Bennie thought about it. It was true, calls in and out of the facility were limited. “Did you tell any friends in here who could have blabbed it?”

“I don’t have any friends.”

“How about on the outside?”

“Like I said.”

Bennie scrutinized Connolly to see if she was telling the truth. Her eyes, another set of Bennie’s eyes, were alert with what looked like genuine surprise, and she sat tense on the edge of the chair, her hands clasped on the counter. A tiny crease in her brow betrayed her anxiety; it looked like the kink that Grady always kidded Bennie about in her own brow. “You have no idea how the press found out?”

“No, not unless somebody in your firm told them.”

“No.” Bennie laced her fingers into a fist over the counter. “Let me ask you another question. Why didn’t you tell me about Lyman Bullock?”

Connolly’s mouth twitched and anger flickered across her features. She leaned back as if absorbing a blow, then seemed to compose herself. “Bullock,” she said with a sigh. “So you know about him.”

“Why didn’t you tell me?”

“You didn’t ask.”

“I shouldn’t have to. You’re supposed to tell me everything, and I decide what’s important for the case. You don’t make that decision, I do. I’m your lawyer.”

Connolly’s temper flared. “That doesn’t mean you’re my boss, lording it over me.”

“It’s not about who’s the boss.”

“The fuck it isn’t.”

Bennie bristled. The similarity between her and Connolly’s reaction to authority no longer struck her as a complete surprise. Still, she had a defense to stage. “Look, you called me to represent you, I’m trying to represent you. Knocking myself out to represent you, in fact, and so are my two best associates. Cooperate or die, okay? That incentive enough for you?”

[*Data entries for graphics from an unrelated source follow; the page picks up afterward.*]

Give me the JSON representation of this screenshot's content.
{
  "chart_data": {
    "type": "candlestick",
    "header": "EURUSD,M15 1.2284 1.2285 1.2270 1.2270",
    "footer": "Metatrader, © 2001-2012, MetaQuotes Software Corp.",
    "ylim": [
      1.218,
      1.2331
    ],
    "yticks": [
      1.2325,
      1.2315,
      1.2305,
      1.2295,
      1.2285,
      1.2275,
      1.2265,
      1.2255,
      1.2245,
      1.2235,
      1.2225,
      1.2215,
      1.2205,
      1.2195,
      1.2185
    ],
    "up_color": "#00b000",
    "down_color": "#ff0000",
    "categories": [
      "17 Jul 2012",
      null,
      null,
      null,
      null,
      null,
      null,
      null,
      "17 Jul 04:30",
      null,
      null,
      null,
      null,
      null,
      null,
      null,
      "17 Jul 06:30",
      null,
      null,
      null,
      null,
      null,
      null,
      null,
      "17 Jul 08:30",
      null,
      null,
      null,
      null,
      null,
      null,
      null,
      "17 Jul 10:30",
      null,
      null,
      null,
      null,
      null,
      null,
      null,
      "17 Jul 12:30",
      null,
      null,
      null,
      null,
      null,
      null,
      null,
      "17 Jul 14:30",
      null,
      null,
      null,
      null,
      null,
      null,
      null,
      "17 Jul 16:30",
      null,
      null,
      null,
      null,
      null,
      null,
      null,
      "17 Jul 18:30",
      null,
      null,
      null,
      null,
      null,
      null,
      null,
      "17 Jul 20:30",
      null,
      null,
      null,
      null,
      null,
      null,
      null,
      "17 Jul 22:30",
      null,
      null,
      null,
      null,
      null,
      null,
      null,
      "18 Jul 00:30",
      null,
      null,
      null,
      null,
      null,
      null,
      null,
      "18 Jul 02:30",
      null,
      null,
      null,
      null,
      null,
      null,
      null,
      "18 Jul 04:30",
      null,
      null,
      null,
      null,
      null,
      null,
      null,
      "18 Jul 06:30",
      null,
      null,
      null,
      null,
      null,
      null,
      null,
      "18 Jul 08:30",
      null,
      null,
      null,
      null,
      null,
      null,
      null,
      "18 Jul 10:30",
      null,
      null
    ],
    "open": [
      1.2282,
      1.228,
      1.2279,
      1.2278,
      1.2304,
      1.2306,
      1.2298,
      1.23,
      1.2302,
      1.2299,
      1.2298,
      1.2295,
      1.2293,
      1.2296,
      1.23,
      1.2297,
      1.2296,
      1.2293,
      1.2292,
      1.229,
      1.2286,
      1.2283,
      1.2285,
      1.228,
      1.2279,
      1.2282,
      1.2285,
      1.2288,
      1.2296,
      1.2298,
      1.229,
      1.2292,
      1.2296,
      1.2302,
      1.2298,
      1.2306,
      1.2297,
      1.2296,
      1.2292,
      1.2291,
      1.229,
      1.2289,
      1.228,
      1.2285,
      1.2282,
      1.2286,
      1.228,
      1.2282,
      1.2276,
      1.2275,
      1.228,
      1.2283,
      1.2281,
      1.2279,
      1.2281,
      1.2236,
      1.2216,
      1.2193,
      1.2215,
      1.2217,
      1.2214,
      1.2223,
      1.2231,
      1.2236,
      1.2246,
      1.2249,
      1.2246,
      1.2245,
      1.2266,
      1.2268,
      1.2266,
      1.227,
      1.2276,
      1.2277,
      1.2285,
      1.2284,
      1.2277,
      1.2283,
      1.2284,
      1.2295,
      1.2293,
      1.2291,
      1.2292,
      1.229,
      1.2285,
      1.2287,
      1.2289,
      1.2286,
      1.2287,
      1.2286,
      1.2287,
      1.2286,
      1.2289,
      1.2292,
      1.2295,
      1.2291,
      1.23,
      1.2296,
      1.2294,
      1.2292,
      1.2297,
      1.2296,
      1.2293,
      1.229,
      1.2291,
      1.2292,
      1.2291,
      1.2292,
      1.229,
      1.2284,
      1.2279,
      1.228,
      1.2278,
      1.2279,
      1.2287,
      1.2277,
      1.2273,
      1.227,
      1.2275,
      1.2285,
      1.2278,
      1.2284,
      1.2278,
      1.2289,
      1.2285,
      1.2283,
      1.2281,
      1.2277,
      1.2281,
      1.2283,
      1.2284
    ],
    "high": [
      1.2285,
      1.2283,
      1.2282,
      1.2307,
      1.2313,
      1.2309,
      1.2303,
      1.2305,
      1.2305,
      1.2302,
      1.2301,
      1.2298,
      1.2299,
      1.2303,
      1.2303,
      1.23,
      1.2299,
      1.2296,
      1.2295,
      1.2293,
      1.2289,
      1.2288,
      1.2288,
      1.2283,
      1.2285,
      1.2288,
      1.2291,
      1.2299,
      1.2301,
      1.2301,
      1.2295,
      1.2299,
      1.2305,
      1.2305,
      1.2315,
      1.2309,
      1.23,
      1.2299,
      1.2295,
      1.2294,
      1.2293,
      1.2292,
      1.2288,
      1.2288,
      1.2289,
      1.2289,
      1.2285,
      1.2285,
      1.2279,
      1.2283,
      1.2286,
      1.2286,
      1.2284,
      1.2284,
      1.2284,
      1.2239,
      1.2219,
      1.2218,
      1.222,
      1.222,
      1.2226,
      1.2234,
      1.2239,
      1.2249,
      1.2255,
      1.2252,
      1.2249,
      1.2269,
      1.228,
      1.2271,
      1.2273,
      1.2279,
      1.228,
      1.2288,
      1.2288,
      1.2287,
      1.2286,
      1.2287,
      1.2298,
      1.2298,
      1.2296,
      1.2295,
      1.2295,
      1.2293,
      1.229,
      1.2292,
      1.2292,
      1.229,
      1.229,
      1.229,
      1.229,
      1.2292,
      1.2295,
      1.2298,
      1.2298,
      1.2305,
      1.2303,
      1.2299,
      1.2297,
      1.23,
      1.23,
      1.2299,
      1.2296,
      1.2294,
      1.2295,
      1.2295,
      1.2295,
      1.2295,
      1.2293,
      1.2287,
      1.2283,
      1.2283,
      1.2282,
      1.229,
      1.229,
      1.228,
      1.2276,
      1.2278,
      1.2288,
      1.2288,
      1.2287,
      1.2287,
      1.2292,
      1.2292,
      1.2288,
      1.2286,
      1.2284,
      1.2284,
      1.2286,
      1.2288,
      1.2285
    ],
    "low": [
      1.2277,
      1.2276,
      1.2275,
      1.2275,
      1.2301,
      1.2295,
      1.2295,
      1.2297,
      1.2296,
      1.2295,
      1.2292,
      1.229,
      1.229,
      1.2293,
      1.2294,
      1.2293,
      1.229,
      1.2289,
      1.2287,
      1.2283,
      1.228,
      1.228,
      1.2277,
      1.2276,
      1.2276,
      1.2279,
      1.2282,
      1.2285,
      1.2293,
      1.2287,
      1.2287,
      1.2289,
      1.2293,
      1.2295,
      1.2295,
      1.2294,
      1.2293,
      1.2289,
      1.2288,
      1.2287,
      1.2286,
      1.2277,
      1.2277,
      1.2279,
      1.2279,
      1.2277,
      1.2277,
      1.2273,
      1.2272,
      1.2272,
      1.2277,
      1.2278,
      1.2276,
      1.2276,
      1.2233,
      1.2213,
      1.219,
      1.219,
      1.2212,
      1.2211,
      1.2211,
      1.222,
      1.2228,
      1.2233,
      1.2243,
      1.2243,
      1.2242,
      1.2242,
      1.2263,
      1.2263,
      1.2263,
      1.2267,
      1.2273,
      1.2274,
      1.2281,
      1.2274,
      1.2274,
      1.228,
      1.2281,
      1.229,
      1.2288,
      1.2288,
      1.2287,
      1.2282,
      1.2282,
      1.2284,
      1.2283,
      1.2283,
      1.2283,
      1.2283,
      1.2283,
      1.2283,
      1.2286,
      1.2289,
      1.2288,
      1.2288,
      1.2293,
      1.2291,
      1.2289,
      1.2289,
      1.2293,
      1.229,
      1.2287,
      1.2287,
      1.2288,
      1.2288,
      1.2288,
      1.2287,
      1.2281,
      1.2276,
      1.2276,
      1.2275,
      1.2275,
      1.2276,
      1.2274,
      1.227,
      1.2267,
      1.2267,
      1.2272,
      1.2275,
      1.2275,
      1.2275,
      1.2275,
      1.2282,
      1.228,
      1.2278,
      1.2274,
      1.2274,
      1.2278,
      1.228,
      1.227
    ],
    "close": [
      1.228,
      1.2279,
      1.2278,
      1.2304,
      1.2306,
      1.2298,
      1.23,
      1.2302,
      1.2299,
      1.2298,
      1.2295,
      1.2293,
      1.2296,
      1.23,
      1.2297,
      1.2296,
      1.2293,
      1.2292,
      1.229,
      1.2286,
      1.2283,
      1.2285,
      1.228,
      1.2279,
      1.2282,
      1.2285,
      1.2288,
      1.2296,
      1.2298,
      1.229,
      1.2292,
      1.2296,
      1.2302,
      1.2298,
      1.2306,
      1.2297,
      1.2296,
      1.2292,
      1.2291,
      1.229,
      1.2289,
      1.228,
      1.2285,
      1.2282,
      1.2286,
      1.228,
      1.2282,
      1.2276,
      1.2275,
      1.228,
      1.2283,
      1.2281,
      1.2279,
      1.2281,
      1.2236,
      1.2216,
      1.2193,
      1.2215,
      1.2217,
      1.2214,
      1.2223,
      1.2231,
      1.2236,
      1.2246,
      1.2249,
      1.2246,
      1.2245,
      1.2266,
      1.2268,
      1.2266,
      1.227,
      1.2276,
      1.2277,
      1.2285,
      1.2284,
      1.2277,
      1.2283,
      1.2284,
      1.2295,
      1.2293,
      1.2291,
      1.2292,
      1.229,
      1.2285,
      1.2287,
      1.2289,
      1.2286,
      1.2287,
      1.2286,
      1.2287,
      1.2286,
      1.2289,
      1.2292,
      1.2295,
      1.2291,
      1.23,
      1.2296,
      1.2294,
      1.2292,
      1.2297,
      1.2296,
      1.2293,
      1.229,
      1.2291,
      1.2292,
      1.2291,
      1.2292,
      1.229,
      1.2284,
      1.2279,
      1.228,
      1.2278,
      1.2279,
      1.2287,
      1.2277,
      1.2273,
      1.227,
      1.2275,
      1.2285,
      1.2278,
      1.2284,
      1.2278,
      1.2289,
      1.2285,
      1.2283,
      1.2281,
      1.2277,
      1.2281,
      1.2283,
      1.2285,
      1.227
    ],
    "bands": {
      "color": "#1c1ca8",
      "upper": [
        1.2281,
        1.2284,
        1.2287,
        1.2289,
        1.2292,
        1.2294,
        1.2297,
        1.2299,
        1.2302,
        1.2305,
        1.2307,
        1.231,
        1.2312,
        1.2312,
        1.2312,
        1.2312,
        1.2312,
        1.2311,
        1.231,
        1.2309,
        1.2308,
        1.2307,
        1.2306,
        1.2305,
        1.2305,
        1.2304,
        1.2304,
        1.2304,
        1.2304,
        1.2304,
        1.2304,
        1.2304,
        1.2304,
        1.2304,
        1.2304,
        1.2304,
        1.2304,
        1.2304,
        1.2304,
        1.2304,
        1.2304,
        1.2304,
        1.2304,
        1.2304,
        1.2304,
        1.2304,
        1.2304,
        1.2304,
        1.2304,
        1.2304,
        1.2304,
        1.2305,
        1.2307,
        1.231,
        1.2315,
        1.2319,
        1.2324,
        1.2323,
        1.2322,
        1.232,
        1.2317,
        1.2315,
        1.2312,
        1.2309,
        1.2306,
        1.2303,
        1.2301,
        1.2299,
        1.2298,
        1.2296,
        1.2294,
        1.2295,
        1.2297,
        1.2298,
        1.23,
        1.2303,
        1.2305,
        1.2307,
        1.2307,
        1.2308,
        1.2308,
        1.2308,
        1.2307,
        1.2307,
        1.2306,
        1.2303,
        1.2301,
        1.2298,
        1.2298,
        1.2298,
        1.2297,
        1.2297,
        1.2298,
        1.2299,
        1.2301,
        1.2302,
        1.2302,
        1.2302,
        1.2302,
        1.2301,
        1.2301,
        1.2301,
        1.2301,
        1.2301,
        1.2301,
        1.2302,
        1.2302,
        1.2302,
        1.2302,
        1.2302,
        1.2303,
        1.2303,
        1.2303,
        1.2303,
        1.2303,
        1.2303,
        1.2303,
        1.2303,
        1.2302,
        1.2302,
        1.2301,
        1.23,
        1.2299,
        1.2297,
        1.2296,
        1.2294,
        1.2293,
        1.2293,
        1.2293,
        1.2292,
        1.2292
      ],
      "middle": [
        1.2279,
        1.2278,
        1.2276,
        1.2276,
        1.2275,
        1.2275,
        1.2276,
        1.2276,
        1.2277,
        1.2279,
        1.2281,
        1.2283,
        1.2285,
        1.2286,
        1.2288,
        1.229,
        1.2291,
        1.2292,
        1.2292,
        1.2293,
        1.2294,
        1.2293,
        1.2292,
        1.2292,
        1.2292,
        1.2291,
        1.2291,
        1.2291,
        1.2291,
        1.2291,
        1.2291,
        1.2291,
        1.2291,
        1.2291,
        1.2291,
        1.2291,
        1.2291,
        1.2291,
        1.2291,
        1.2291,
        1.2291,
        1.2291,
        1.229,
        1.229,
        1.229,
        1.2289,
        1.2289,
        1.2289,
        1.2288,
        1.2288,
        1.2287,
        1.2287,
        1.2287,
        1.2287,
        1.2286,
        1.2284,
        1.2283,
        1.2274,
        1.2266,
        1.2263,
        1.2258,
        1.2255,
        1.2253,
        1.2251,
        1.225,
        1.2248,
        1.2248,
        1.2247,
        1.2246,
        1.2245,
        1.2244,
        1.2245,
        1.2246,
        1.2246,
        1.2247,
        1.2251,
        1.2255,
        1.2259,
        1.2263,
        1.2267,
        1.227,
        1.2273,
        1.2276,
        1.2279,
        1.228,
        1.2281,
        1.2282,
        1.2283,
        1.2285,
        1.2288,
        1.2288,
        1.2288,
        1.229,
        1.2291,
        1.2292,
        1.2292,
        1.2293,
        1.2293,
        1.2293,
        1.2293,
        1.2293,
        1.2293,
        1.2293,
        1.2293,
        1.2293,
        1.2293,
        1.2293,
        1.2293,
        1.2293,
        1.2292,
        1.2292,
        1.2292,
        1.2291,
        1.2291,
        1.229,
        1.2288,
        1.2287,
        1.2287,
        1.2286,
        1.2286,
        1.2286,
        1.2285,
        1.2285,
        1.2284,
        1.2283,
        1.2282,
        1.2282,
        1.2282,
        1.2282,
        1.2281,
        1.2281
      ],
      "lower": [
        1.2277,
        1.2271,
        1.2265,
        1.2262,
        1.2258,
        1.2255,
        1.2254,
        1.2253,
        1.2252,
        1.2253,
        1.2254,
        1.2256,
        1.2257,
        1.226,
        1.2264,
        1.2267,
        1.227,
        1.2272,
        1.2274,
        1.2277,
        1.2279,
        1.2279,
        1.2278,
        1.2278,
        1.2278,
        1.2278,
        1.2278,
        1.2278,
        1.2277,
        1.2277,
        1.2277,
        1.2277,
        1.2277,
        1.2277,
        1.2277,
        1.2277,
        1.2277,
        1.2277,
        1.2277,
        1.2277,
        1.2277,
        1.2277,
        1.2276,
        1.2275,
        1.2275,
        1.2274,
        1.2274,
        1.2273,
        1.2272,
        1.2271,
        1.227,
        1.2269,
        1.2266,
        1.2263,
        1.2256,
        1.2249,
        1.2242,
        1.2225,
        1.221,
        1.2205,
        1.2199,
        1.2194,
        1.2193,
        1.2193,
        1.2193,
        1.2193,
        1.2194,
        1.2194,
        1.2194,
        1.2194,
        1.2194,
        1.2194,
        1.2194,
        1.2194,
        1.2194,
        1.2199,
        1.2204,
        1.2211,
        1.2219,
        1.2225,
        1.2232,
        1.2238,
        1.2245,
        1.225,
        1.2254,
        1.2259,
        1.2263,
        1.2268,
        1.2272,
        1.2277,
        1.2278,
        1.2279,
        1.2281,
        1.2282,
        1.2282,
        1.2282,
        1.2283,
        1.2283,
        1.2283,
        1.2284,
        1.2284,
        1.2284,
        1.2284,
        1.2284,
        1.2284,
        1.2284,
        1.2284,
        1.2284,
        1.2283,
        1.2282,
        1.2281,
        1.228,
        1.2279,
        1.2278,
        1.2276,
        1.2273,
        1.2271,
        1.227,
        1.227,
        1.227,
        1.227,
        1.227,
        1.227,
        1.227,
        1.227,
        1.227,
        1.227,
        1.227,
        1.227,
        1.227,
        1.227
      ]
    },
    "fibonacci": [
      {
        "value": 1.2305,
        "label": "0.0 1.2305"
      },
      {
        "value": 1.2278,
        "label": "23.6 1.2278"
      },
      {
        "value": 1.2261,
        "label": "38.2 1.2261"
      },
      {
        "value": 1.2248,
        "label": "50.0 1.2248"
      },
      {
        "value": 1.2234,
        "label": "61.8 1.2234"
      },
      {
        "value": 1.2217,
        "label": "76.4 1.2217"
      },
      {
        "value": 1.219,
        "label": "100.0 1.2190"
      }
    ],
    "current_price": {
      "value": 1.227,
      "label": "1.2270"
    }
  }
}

Connolly sulked. “What do you want to know?”

“Everything.”

“Except who you really are.”

Bennie straightened in her chair. “I know who I am.”

“No, you don’t, because you don’t know who I am. I change who you are, and you don’t like that one bit.”

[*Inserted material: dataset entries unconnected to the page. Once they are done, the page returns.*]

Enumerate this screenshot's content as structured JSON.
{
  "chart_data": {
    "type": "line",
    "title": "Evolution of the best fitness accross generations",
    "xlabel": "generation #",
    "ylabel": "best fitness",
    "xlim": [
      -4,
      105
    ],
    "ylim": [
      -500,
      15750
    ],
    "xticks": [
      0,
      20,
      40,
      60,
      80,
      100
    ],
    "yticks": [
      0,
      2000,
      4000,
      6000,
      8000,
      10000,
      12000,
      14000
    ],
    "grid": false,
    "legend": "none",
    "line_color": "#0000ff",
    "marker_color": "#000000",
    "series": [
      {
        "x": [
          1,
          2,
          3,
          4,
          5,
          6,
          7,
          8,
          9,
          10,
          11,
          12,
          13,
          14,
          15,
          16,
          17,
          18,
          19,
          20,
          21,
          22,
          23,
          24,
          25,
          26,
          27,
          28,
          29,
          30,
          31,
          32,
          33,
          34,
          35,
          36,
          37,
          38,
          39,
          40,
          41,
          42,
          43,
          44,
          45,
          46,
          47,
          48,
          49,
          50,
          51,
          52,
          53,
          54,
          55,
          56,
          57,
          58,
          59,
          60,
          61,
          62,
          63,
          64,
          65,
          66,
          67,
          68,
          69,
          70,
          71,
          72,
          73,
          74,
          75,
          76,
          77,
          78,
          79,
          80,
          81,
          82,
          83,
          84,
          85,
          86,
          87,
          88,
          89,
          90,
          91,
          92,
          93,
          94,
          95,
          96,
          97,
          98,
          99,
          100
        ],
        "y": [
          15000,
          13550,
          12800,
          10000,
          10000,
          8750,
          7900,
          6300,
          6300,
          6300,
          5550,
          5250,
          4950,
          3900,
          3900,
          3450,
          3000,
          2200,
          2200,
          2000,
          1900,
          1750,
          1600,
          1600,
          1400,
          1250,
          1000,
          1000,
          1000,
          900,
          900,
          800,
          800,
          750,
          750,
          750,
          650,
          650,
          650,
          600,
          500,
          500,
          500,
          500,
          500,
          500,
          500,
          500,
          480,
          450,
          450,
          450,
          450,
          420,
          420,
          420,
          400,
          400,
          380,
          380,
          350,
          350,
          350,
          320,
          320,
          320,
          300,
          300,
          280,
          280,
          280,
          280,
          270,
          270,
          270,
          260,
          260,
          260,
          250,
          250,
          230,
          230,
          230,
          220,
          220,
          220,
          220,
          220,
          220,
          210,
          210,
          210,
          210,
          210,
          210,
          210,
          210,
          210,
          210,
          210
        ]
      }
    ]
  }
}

“About the case.” If Connolly was playing a mind game with Bennie, she wouldn’t win. “We’re talking about the case.”

“You don’t like your cage rattled, huh? Well, deal with it.” Connolly stood up, and her chair squeaked noisily on the gritty floor. “That you’re on that side of the table, with your suit and your briefcase, so full of yourself. You think you can come up here and tear me a new asshole, then get back in your car and go home. You don’t want to believe that you’re my twin, huh? That you could have had the lousy luck. That you could have been here. You could have been me.

“Lyman Bullock,” Bennie said evenly. “Sit down and discuss Lyman Bullock or I leave. When did you start seeing him?”